RUU Cipta Kerja mengangkat persolan penyebab lemahnya investasi masuk ke Indonesia. Begitu pula berbelitnnya proses perizinan yang berdampak terhambatnya investor masuk ke Indonesia.  Pemerintah menggadang-gadang RUU Cipta Kerja menjadi “obat” terhadap persoalan investasi dan mendorong pertumbuhan ekonomi.
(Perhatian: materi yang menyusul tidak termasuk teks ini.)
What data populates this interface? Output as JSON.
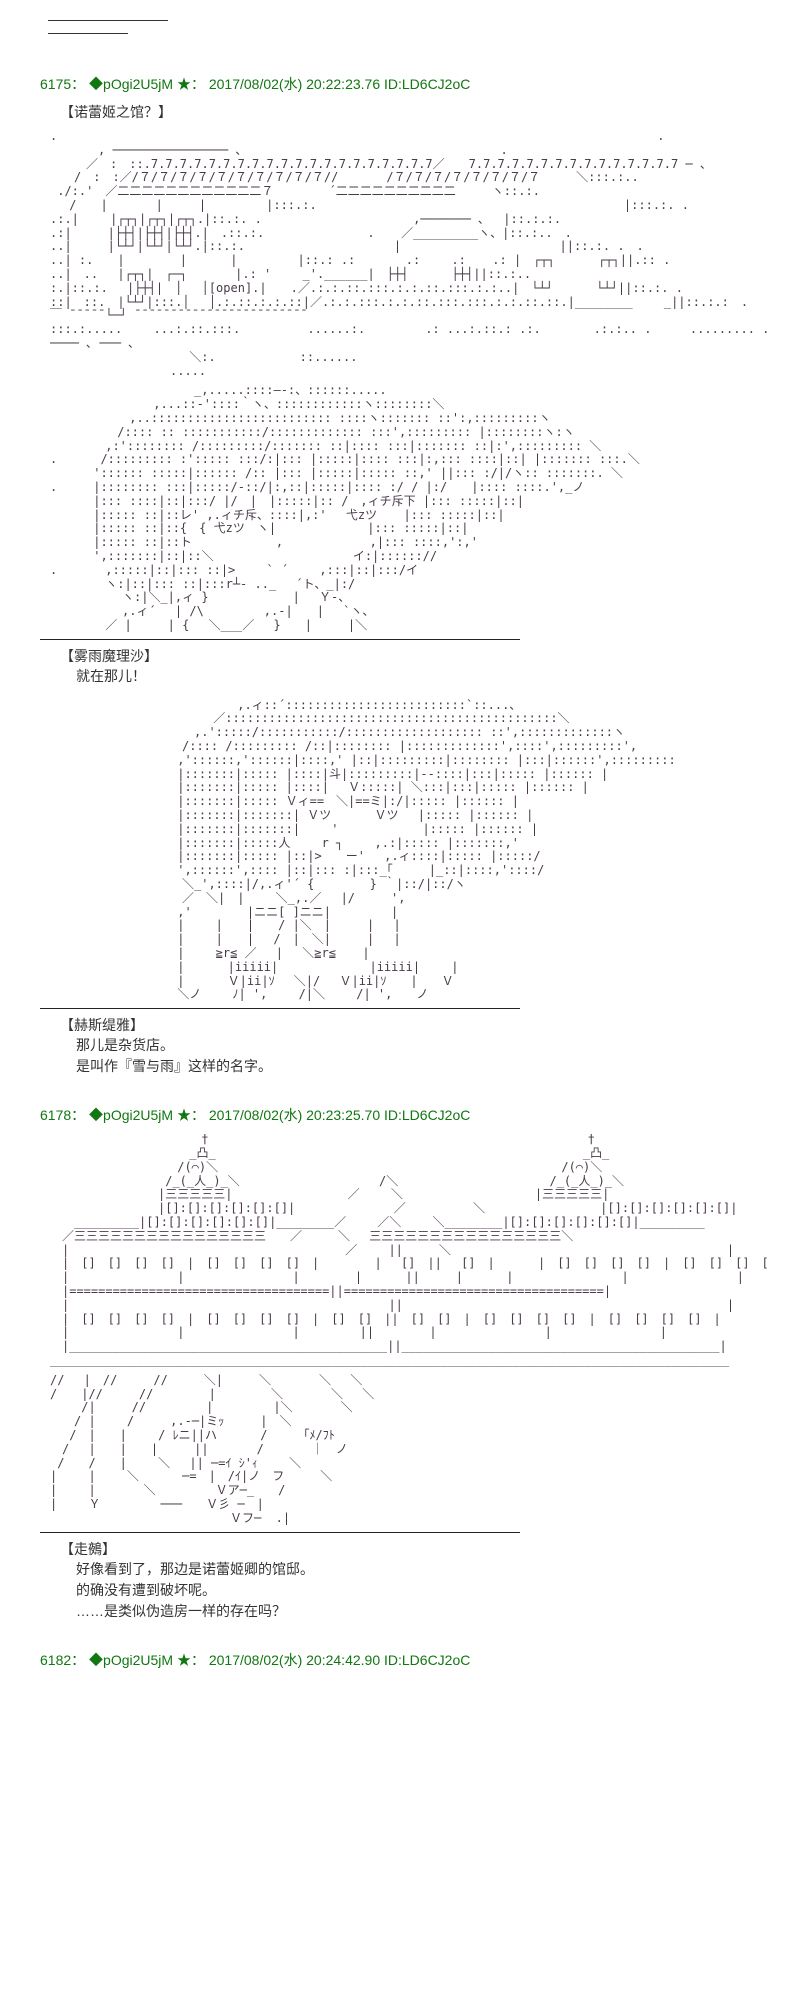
{
  "topbar": {},
  "posts": [
    {
      "num": "6175",
      "sep": "：",
      "trip": "◆pOgi2U5jM",
      "star": "★",
      "date": "2017/08/02(水) 20:22:23.76",
      "idlabel": "ID:LD6CJ2oC",
      "caption": "【诺蕾姬之馆？】",
      "aa_house": ".　　　　　　　　　　　　　　　　　　　　　　　　　　　　　　　　　　　　　　　　　　　　　　　　　　.\n　　　　, ──────────────── 、　　　　　　　　　　　　　　　　　　　　　 .\n　　　／　:　::.7.7.7.7.7.7.7.7.7.7.7.7.7.7.7.7.7.7.7.7／　　7.7.7.7.7.7.7.7.7.7.7.7.7.7.7 ─ 、\n　　/　:　:／/７/７/７/７/７/７/７/７/７/７//　　　　/７/７/７/７/７/７/７/７　　　＼:::.:..\n ./:.'　／二二二二二二二二二二二二７　　　　 ´二二二二二二二二二二　　　ヽ::.:.\n　 /　　|　　　　|　　　|　　　　　|:::.:.　　　　　　　　　　　　 　　　　　　　　　　　　　|:::.:. .\n.:.|　　 |┌┬┐|┌┬┐|┌┬┐.|::.:. .　　　　　　　　　 　　　,─────── ､　 |::.:.:.\n.:|　　　|├┼┤|├┼┤|├┼┤.|　.::.:.　　　　　　　　 . 　 ／_________ヽ、|::.:..　.\n..|　　　|└┴┘|└┴┘|└┴┘.|::.:. 　　　　　　　　 　 　 |　　　　　　　　　　 　　 ||::.:. .　.\n..| :.　　|　　　　 |　　　 |　　　　　|::.: .:　　 　 .:　　 .: 　 .: |　┌┬┐　　　 ┌┬┐||.:: .\n..|　..　 |┌┬┐|　┌─┐　　　　|.: '　　 _'.______|　├┼┤　　　 ├┼┤||::.:..\n:.|::.:.　 |├┼┤|　│　 │[open].|　　.／.:.:.::.:::.:.:.::.:::.:.:..|　└┴┘　　　 └┴┘||::.:. .\n::|　::.　|└┴┘|:::.│　 │.:.::.:.:.::|／.:.:.:::.:.:.::.:::.:::.:.:.::.::.|________　　 _||::.:.:　.\n￣ ̄ ̄ ̄ ̄ ̄ └─┘ ̄ ̄ ̄ ̄ ̄ ̄ ̄ ̄ ̄ ̄ ̄ ̄ ̄ ̄ ̄ ̄ ̄ ̄ ̄ ̄ ̄ ̄ ̄ ̄\n:::.:.....　　 ...:.::.:::.　　　　　 ......:.　　　　　.: ...:.::.: .:.　　    .:.:.. .　 　 ......... . .　......:.::.　...\n──── ､ ─── ､\n　　　　　　　　　　　 ＼:.　　　　　　　::......\n　　　　　　　　　　.....",
      "aa_marisa": "　　　　　　　　　　　　_,.....::::―-:、::::::.....\n　　　　　　　　 ,...::‐'::::｀ヽ、::::::::::::ヽ::::::::＼\n　　　　　　 ,..::::::::::::::::::::::::: ::::ヽ::::::: ::':,:::::::::ヽ\n　　　　　 /:::: :: :::::::::::/::::::::::::: :::',::::::::: |::::::::ヽ:ヽ\n　　　　 ,:':::::::: /:::::::::/::::::: ::|:::: :::|::::::: ::|:',::::::::: ＼\n.　　　 /::::::::: :'::::: :::/:|::: |:::::|:::: :::|:,::: ::::|::| |::::::: :::.＼\n　　　 ':::::: :::::|:::::: /:: |::: |:::::|::::: ::,' ||::: :/|/ヽ:: :::::::. ＼\n.　　　|:::::::: :::|:::::/-::/|:,::|:::::|:::: :/ / |:/　　|:::: ::::.',_ノ\n　 　　|::: ::::|::|:::/ |/　|　|:::::|:: /　,ィチ斥下 |::: :::::|::|\n　 　　|::::: ::|::レ' ,.ィチ斥、::::|,:'　 弋zツ 　 |::: :::::|::|\n　 　　|::::: ::|::{　{ 弋zツ　ヽ|　　　　　　　 |::: :::::|::|\n　 　　|::::: ::|::ト　　　　　　　,　　　　　 　 ,|::: ::::,':,'\n　 　　',:::::::|::|::＼　　　　　　　　　　　 イ:|:::::://\n.　　　　,:::::|::|::: ::|>　　 ` ´　　 ,:::|::|:::/イ\n　　　　 ヽ:|::|::: ::|:::r┴- .._　 ´ト、_|:/\n　　　　　　ヽ:|＼_|,ィ }　　　　　　　|　 Ｙ-、\n　　　　　　,.ィ´　 | /\\　　　　　,.-|　　|　 `ヽ、\n　　　　 ／ |　　　| { 　＼___／　 }　　|　　　|＼",
      "speaker1": "【雾雨魔理沙】",
      "line1": "就在那儿！",
      "aa_hestia": "　　　　　　　　　　　　　　　 ,.ィ::´:::::::::::::::::::::::::`::...、\n　　　　　　　　　　　　　 ／::::::::::::::::::::::::::::::::::::::::::::::＼\n　　　　　　　　　　　　,.':::::/:::::::::::/::::::::::::::::::: ::',:::::::::::::ヽ\n　　　　　　　　　　　/:::: /::::::::: /::|:::::::: |:::::::::::::',::::',:::::::::',\n　　　　　　　　　　 ,'::::::,'::::::|::::,' |::|:::::::::|:::::::: |:::|::::::',:::::::::\n　　　　　　　　　　 |:::::::|::::: |::::|斗|:::::::::|‐-::::|:::|::::: |:::::: |\n　　　　　　　　　　 |:::::::|::::: |::::|　 Ｖ:::::| ＼:::|:::|::::: |:::::: |\n　　　　　　　　　　 |:::::::|::::: Ｖィ==　＼|==ミ|:/|::::: |:::::: |\n　　　　　　　　　　 |:::::::|:::::::| Ｖツ　　　 Ｖツ　 |::::: |:::::: |\n　　　　　　　　　　 |:::::::|:::::::|　　 '　　　　　　　|::::: |:::::: |\n　　　　　　　　　　 |:::::::|:::::人　　 r ┐　　 ,.:|::::: |:::::::,'\n　　　　　　　　　　 |:::::::|::::: |::|>　　ー'　 ,.ィ::::|::::: |:::::/\n　　　　　　　　　　 ',::::::',:::: |::|::: :|:::_｢　　　|_::|::::,'::::/\n　　　　　　　　　　　＼_',::::|/,.ィ'´ {　　　　 } ｀|::/|::/ヽ\n　　　　　　　　　　　／　＼|　|　　 ＼_,.／　 |/　　　',\n　　　　　　　　　　 ,'　　　　 |ニニ[ ]ニニ|　　　　　|\n　　　　　　　　　　 |　　 |　　|　　/ |＼　|　　　|　 |\n　　　　　　　　　　 |　　 |　　|　 /　|　＼|　　　|　 |\n　　　　　　　　　　 |　　 ≧r≦ ／　 |　 ＼≧r≦　  |\n　　　　　　　　　　 |　　　 |iiiii|　　　　　　　 |iiiii|　　 |\n　　　　　　　　　　 |　　　 Ｖ|ii|ｿ　 ＼|/　 Ｖ|ii|ｿ　　|　　Ｖ\n　　　　　　　　　　 ＼ノ　　 ﾉ| ',　　 /|＼　　 /| ',　　ノ",
      "speaker2": "【赫斯缇雅】",
      "line2a": "那儿是杂货店。",
      "line2b": "是叫作『雪与雨』这样的名字。"
    },
    {
      "num": "6178",
      "sep": "：",
      "trip": "◆pOgi2U5jM",
      "star": "★",
      "date": "2017/08/02(水) 20:23:25.70",
      "idlabel": "ID:LD6CJ2oC",
      "aa_mansion": "　　　　　　　　　　　　 †　　　　　　　　　　　　　　　　　　　　　　　　　　　　　　　 †\n　　　　　　　　　　　 _凸_　　　　　　　　　　　　　　　　　　　　　　　　　　　　　　 _凸_\n　　　　　　　　　　 /(⌒)＼　　　　　　　　　　　　　　　　　　　　　　　　　　　　 /(⌒)＼\n　　　　　　　　　 /_(_人_)_＼　　　　　　　　　　 　/＼　　　　　　　　　　　　 /_(_人_)_＼\n　　　　　　　　　|三三三三三|　　　　　　　　　 ／　 　＼　　　　　　　　　　　|三三三三三|\n　　　　　　　　　|[]:[]:[]:[]:[]:[]|　 　　　　　　 ／　　　　　 ＼　　　　　　　　　 |[]:[]:[]:[]:[]:[]|\n　　_________|[]:[]:[]:[]:[]:[]|________／　　 ／＼　　 ＼________|[]:[]:[]:[]:[]:[]|_________\n　／三三三三三三三三三三三三三三三三　　／　　　＼　 三三三三三三三三三三三三三三三三＼\n　|　　　　　　　　　　　　　　　　　　　　　　　／　　 ||　　　＼　　　　　　　　　　　　　　　　　　　　　　　|\n　|　[]　[]　[]　[]　|　[]　[]　[]　[]　|　　　　 |　 []　||　 []　|　　　 |　[]　[]　[]　[]　|　[]　[]　[]　[]　|\n　|　　　　　　　　　|　　　　　　　　　|　　　　 |　　　 ||　　　|　　　 |　　　　　　　　　|　　　　　　　　　|\n　|====================================||====================================|\n　|　　　　　　　　　　　　　　　　　　　　　　　　　　 ||　　　　　　　　　　　　　　　　　　　　　　　　　　　|\n　|　[]　[]　[]　[]　|　[]　[]　[]　[]　|　[]　[]　||　[]　[]　|　[]　[]　[]　[]　|　[]　[]　[]　[]　|\n　|　　　　　　　　　|　　　　　　　　　|　　　　　||　　　　 |　　　　　　　　　|　　　　　　　　　|\n　|____________________________________________||____________________________________________|\n______________________________________________________________________________________________",
      "aa_monster": "// 　|　//　　　//　　　＼|　　　＼　　　　＼　 ＼\n/　　|//　　　//　　　　 |　　　　 ＼　　　　＼　 ＼\n　　 /|　　　//　　　　　|　　　　　|＼　　　　＼\n　　/ |　　 /　　　,.-─|ミｯ　　　|　＼\n　 /　|　　|　　 / ﾚニ||ハ　　　 /　　　｢ﾒ/ﾌﾄ\n　/　 |　　|　　|　　　||　　　　/　　　　｜　ノ\n /　　/　　|　　 ＼　 || ─=ｲ ｼ'ｨ　　 ＼\n|　　 |　　 ＼　　　 ─=　|　/ｲ|ノ　フ　　　＼\n|　　 |　　　　＼　　　　　Ｖア─_　　/\n|　　 Ｙ　　　　　───　　Ｖ彡 ─　|\n　　　　　　　　　　　　　　　Ｖフ─  .|",
      "speaker3": "【走鵺】",
      "line3a": "好像看到了，那边是诺蕾姬卿的馆邸。",
      "line3b": "的确没有遭到破坏呢。",
      "line3c": "……是类似伪造房一样的存在吗？"
    },
    {
      "num": "6182",
      "sep": "：",
      "trip": "◆pOgi2U5jM",
      "star": "★",
      "date": "2017/08/02(水) 20:24:42.90",
      "idlabel": "ID:LD6CJ2oC"
    }
  ]
}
Sayangnya tak memberi bukti berapa pertumbuhan ekonomi yang ditargetkan bakal dicapai bila RUU Cipta Kerja berhasil disetujui DPR.

“Draf RUU dan naskah akademiknya terkesan dipaksakan untuk segera masuk dan dibahas. Banyak sekali inkonsistensi dan ketidakjelasan konsep dalam draf dan naskah akademik RUU Cipta Kerja yang akan merevisi 78 UU ini, tapi argumentasi yang diberikan sangat sedikit,” kritik politisi dari Fraksi PKS ini.

Amat dibutuhkan

Berbeda dengan Fajri dan Syahrul, Anggota Baleg Rahmat Muhajirin berpendapat anggota DPR tak mengenal libur maupun cuti. Makanya rapat pembahasan RUU pun dapat digelar di masa reses. Seperti pembahasan RUU Cipta Kerja. Baleg pun, kata Rahmat, tak mempersoalkannya.

Apalagi, RUU Cipta Kerja amat dibutuhkan dalam menanggulangi dampak dari pandemi Covid-19. Dengan begitu, rencana Komisi III DPR menggelar Rapat Dengar Pendapat (RDP) Gabungan institusi penegak hukum membahas kasus Djoko Tjandra dapat dikesampingkan. “Hal ini sudah sesuai dengan peraturan tata tertib (tatib) DPR dan Undang-Undang No.17 Tahun 2014 tentang MPR, DPR, DPD, DPRD (UU MD3),” kata dia.

Rahmat menjelaskan, saat ini terdapat 37 RUU masuk Prolegnas Prioritas 2020. Sementara RUU yang sudah masuk tahap pembahasan tingkat I sebanyak 10 RUU. Dengan begitu masih terdapat 27 RUU yang harus dibahas. Yang pasti, kata Rahmat, RUU Cipta Kerja menjadi kebutuhan dalam mengatasi keterpurukan.

“Sekarang kita di Baleg punya kewenangan sendiri kenapa harus dibicarakan di masa reses RUU Cipta Kerja. RUU ini sangat dibutuhkan sekali, untuk Indonesia masuk ke dalam kehidupan new normal. Artinya, UU ini sangat dibutuhkan segera,” kata anggota Komisi III dari Fraksi Gerindra itu.

Seperti diketahui, Baleg dan pemerintah tetap keukeuh membahas DIM RUU Cipta Kerja sejak Rabu (22/7) di masa reses. Sejauh ini, pembahasan RUU Cipta Kerja sudah masuk Bab III terkait peningkatan ekosistem investasi dan kegiatan berusaha.